The Impact of Multi-Scale Turbulence Structures within the Urban Canopy of a Basin City on Haze Pollution Processes

Abstract. The urban canopy layer (UCL) is strongly affected by human activities, with rough elements and anthropogenic heat sources enhancing turbulence complexity. In basin cities, the terrain further complicates the influence of turbulence structures on the haze pollution processes, which still remains unclear.
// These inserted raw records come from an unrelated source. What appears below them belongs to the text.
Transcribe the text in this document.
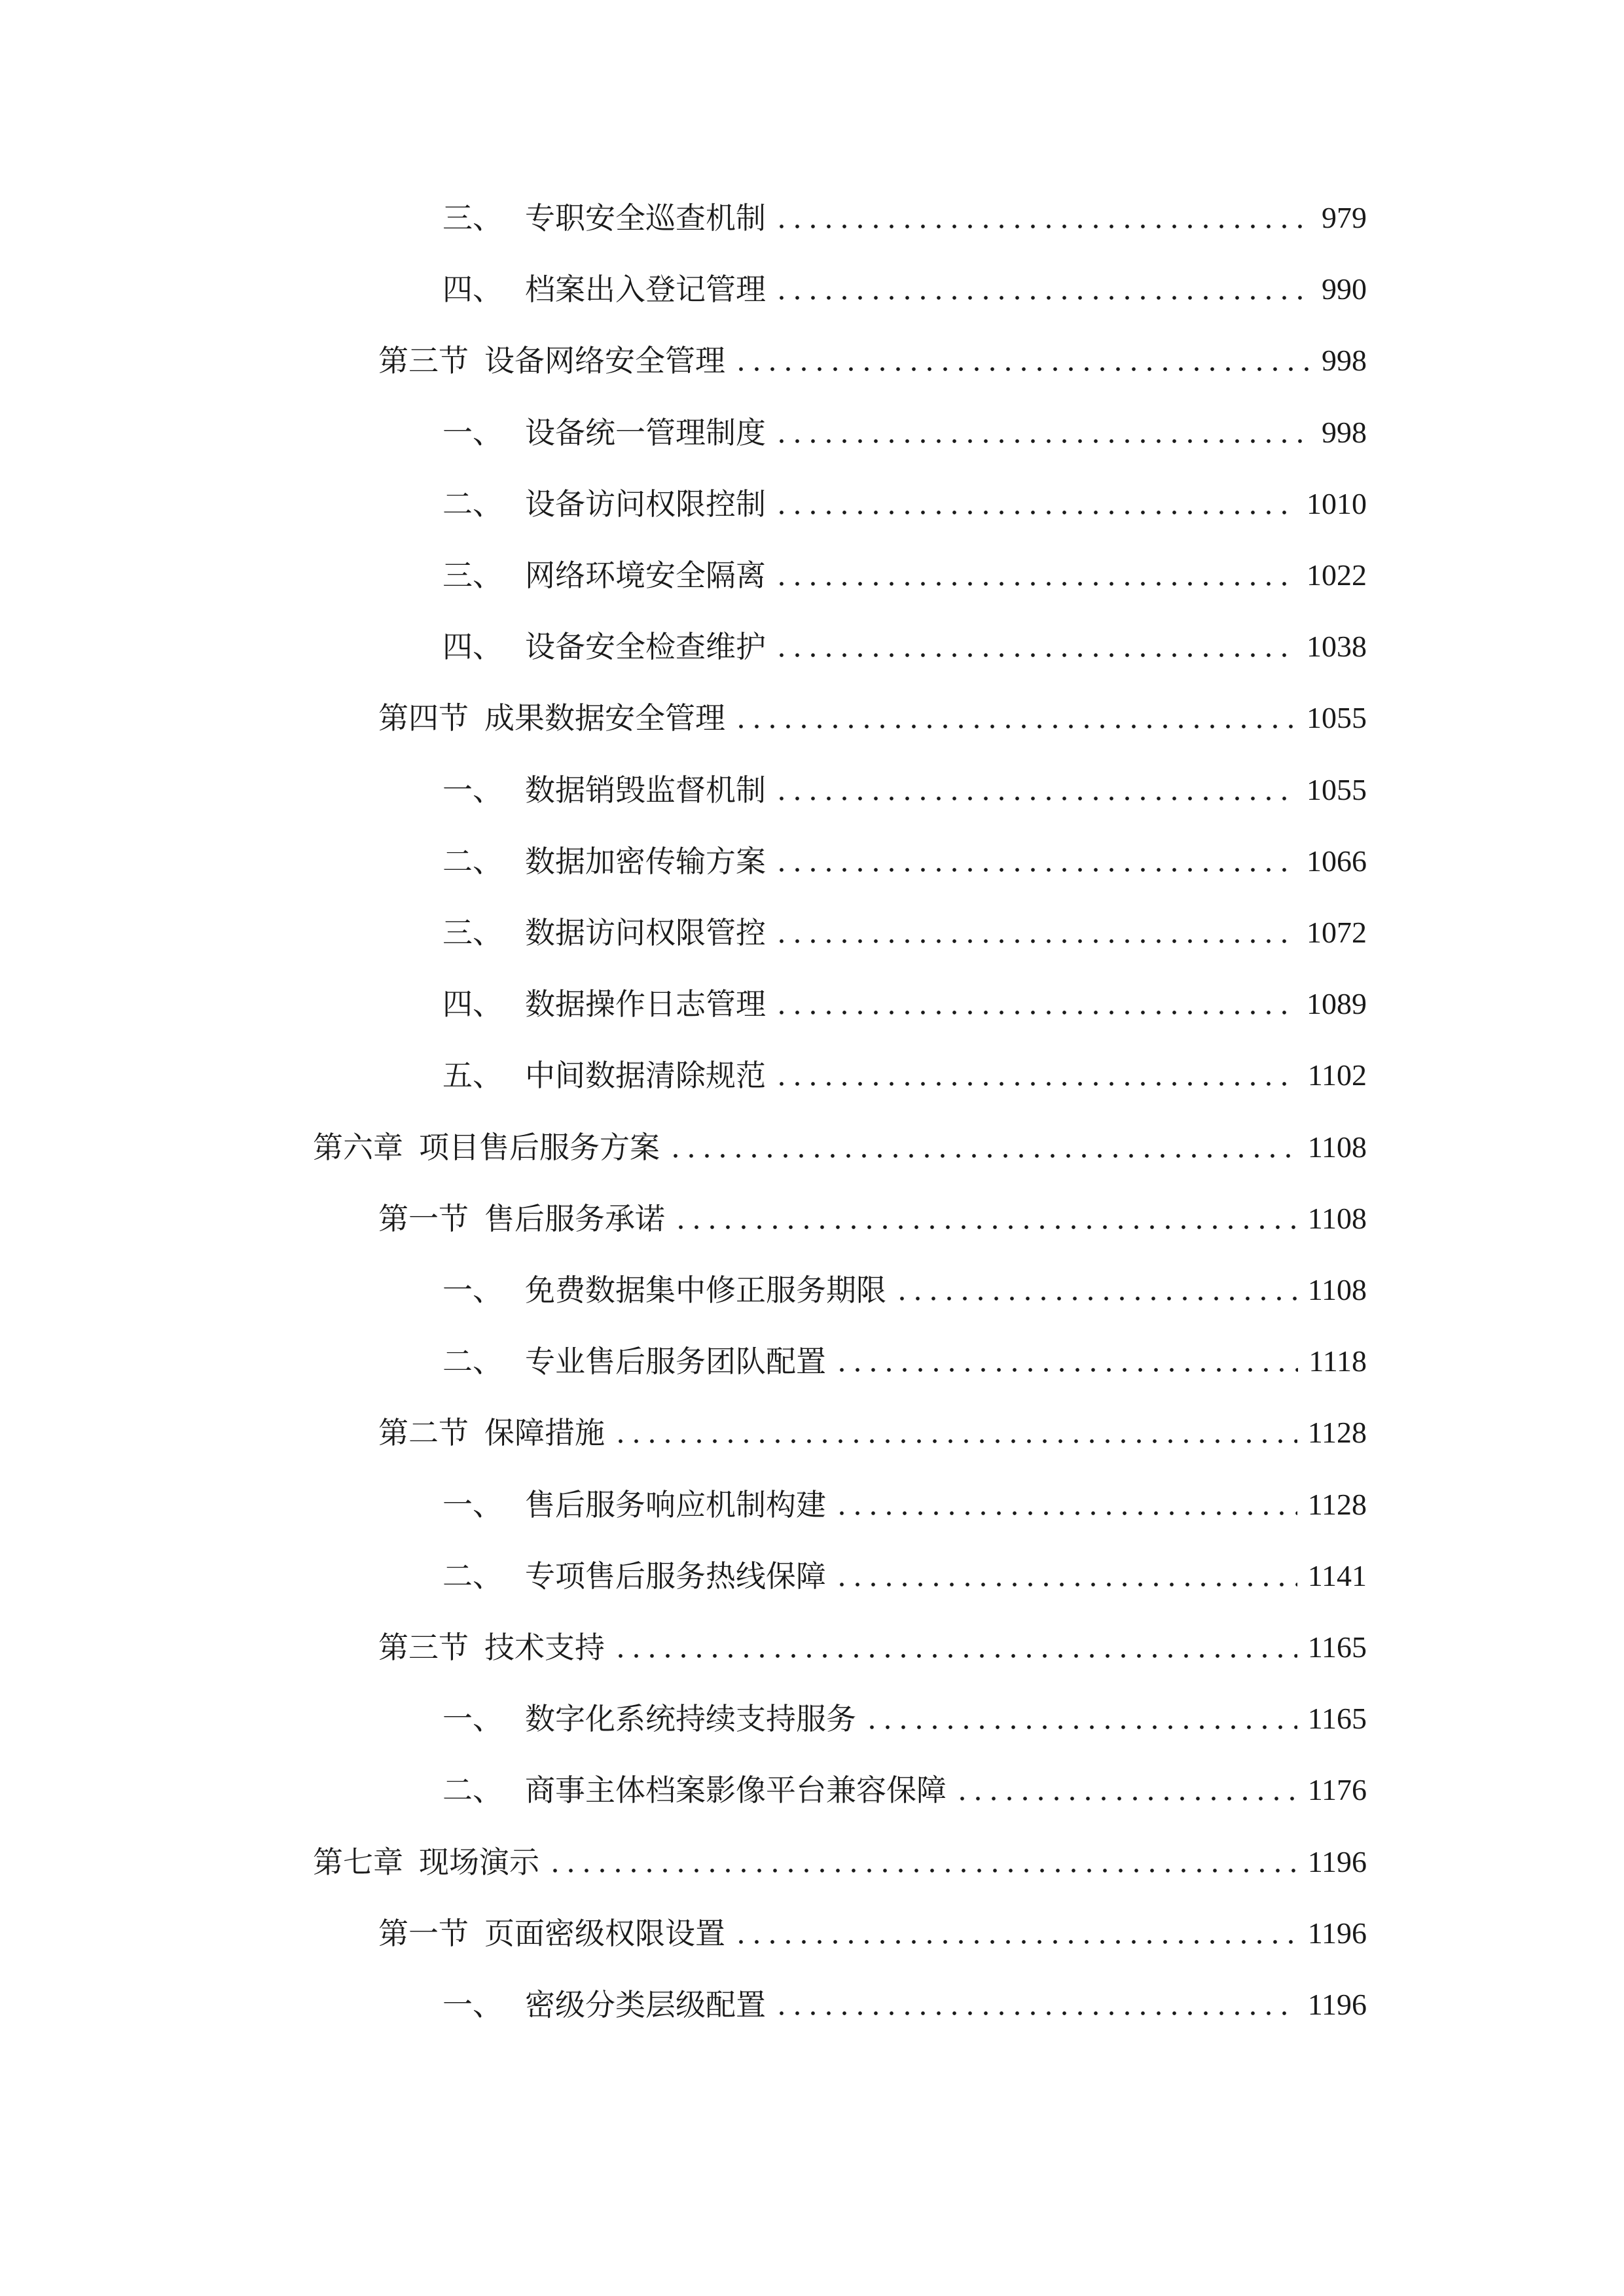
三、 专职安全巡查机制	979
四、 档案出入登记管理	990
第三节 设备网络安全管理	998
一、 设备统一管理制度	998
二、 设备访问权限控制	1010
三、 网络环境安全隔离	1022
四、 设备安全检查维护	1038
第四节 成果数据安全管理	1055
一、 数据销毁监督机制	1055
二、 数据加密传输方案	1066
三、 数据访问权限管控	1072
四、 数据操作日志管理	1089
五、 中间数据清除规范	1102
第六章 项目售后服务方案	1108
第一节 售后服务承诺	1108
一、 免费数据集中修正服务期限	1108
二、 专业售后服务团队配置	1118
第二节 保障措施	1128
一、 售后服务响应机制构建	1128
二、 专项售后服务热线保障	1141
第三节 技术支持	1165
一、 数字化系统持续支持服务	1165
二、 商事主体档案影像平台兼容保障	1176
第七章 现场演示	1196
第一节 页面密级权限设置	1196
一、 密级分类层级配置	1196
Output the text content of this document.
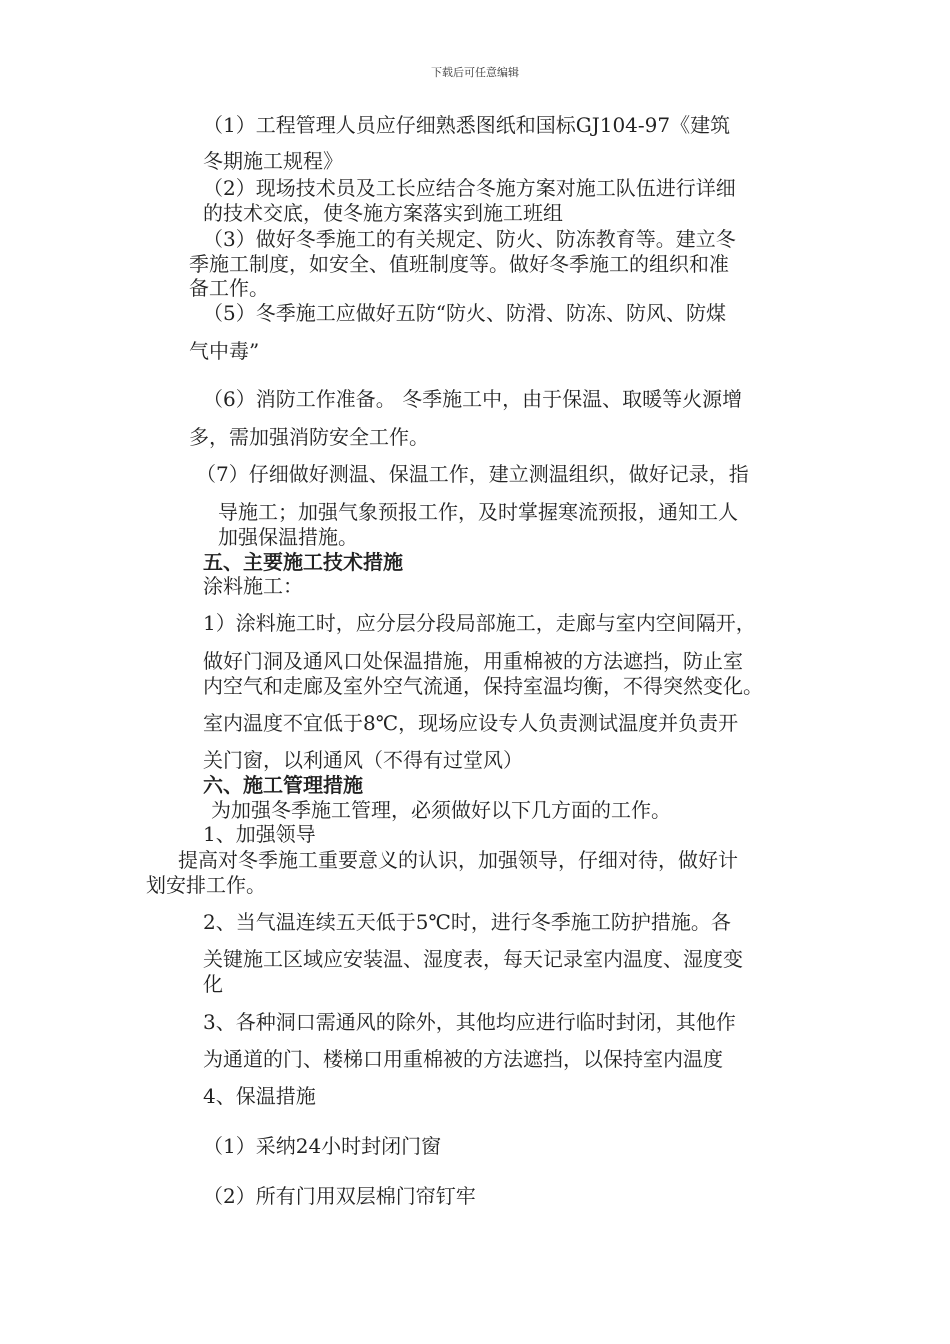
下载后可任意编辑
（1）工程管理人员应仔细熟悉图纸和国标GJ104-97《建筑
冬期施工规程》
（2）现场技术员及工长应结合冬施方案对施工队伍进行详细
的技术交底，使冬施方案落实到施工班组
（3）做好冬季施工的有关规定、防火、防冻教育等。建立冬
季施工制度，如安全、值班制度等。做好冬季施工的组织和准
备工作。
（5）冬季施工应做好五防“防火、防滑、防冻、防风、防煤
气中毒”
（6）消防工作准备。 冬季施工中，由于保温、取暖等火源增
多，需加强消防安全工作。
（7）仔细做好测温、保温工作，建立测温组织，做好记录，指
导施工；加强气象预报工作，及时掌握寒流预报，通知工人
加强保温措施。
五、主要施工技术措施
涂料施工：
1）涂料施工时，应分层分段局部施工，走廊与室内空间隔开，
做好门洞及通风口处保温措施，用重棉被的方法遮挡，防止室
内空气和走廊及室外空气流通，保持室温均衡，不得突然变化。
室内温度不宜低于8℃，现场应设专人负责测试温度并负责开
关门窗，以利通风（不得有过堂风）
六、施工管理措施
为加强冬季施工管理，必须做好以下几方面的工作。
1、加强领导
提高对冬季施工重要意义的认识，加强领导，仔细对待，做好计
划安排工作。
2、当气温连续五天低于5℃时，进行冬季施工防护措施。各
关键施工区域应安装温、湿度表，每天记录室内温度、湿度变
化
3、各种洞口需通风的除外，其他均应进行临时封闭，其他作
为通道的门、楼梯口用重棉被的方法遮挡，以保持室内温度
4、保温措施
（1）采纳24小时封闭门窗
（2）所有门用双层棉门帘钉牢
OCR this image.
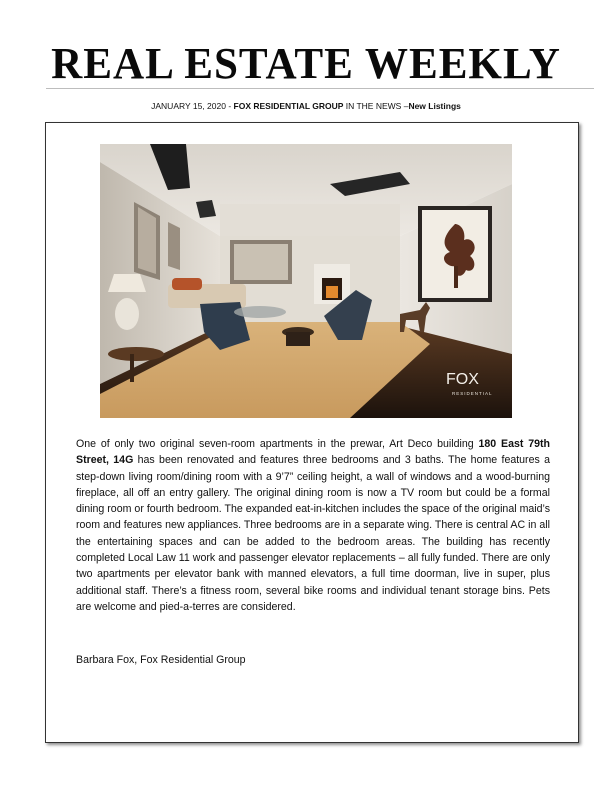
REAL ESTATE WEEKLY
JANUARY 15, 2020 - FOX RESIDENTIAL GROUP IN THE NEWS –New Listings
FOX
RESIDENTIAL
One of only two original seven-room apartments in the prewar, Art Deco building 180 East 79th Street, 14G has been renovated and features three bedrooms and 3 baths. The home features a step-down living room/dining room with a 9’7” ceiling height, a wall of windows and a wood-burning fireplace, all off an entry gallery. The original dining room is now a TV room but could be a formal dining room or fourth bedroom. The expanded eat-in-kitchen includes the space of the original maid’s room and features new appliances. Three bedrooms are in a separate wing. There is central AC in all the entertaining spaces and can be added to the bedroom areas. The building has recently completed Local Law 11 work and passenger elevator replacements – all fully funded. There are only two apartments per elevator bank with manned elevators, a full time doorman, live in super, plus additional staff. There’s a fitness room, several bike rooms and individual tenant storage bins. Pets are welcome and pied-a-terres are considered.
Barbara Fox, Fox Residential Group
Based on field observations in Lanzhou, China, this study identified a typical evolution pattern of haze pollution in the UCL: PM_2.5 concentrations rose from 08:00–13:00, declined from 14:00–18:00, rose again from 19:00–21:00, and declined from 22:00–07:00. The occurrence of unexpected thermal plumes promotes the increase in PM_2.5 concentrations during 10:00–13:00. The rapid removal by small-scale eddies with timescales less than 15 min or even 2 min contributes to the reduction of PM_2.5 concentrations during 14:00–18:00. At the same time, thermal driven turbulent eddies form organized coherent structures, ejections and sweeps, which affected the exchange of pollutants interior and exterior of the UCL. Turbulence intensity was generally weak, coupled with evening peak emissions leading to a rise in PM_2.5 concentrations during 19:00–21:00. Finally, sub-mesoscale motions can enhance pollutant dispersion by driving intermittent bursts of turbulence, or reduce pollutant concentrations by forming organized coherent structures during 22:00–07:00. These complex multi-scale atmospheric motions interact and collectively influence the evolution of haze pollution within the basin UCL. These findings are of great significance for understanding the dynamics and thermodynamics of UCL, improving the accuracy of urban air pollution forecasting.